I have never been “on the lam” or had a price on my head, but I have been on away vacation with my family. The joke in our household is that, as soon as we pull into the driveway on our homeward-bound trip, the doors of the car fly open and we bolt out in four different directions, heading as far away from each other as possible. And that is after four or five days together. Bulger and Greig were on “permanent holiday” together for sixteen years!!! As we now know, they were hiding in plain sight in southern California, but their sense of isolation and paranoia must have been even more oppressive than if they had been living in a yurt on the steppes of Outer Mongolia.

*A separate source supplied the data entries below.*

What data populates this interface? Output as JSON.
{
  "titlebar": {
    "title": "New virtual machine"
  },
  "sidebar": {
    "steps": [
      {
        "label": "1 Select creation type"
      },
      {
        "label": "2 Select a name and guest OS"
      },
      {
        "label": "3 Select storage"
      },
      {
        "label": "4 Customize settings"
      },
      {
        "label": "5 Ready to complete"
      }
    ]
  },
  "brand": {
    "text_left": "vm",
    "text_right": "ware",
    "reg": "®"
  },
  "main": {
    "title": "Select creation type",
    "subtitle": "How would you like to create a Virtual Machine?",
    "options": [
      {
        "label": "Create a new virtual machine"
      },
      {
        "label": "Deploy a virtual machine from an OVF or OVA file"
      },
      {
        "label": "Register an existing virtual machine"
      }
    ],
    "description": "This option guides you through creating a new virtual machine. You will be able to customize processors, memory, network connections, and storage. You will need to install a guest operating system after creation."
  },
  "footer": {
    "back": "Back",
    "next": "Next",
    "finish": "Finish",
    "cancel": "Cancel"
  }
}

Dresser sends Mickey (Duncan M. Rogers), a Boston crime boss who has taken “early retirement,” and Jean (Bev Sheehan), his long-time mistress but never his wife, on an “extended” seven year “holiday” in Europe, where the language barriers mean that they literally have no one to talk to but each other. Anyone who has ever been trapped in, er, committed to a long-term relationship with another human being can relate to the strong bond of love and loathing that has developed between these two.
So when Jean meets up with a guy named Bobby (Oliver Wadsworth) from the old neighborhood in South Boston in the café at the Louvre, you can understand the attraction: 1) He is not Mickey, 2) He can take her back to the place (although not the time) where she was young and carefree.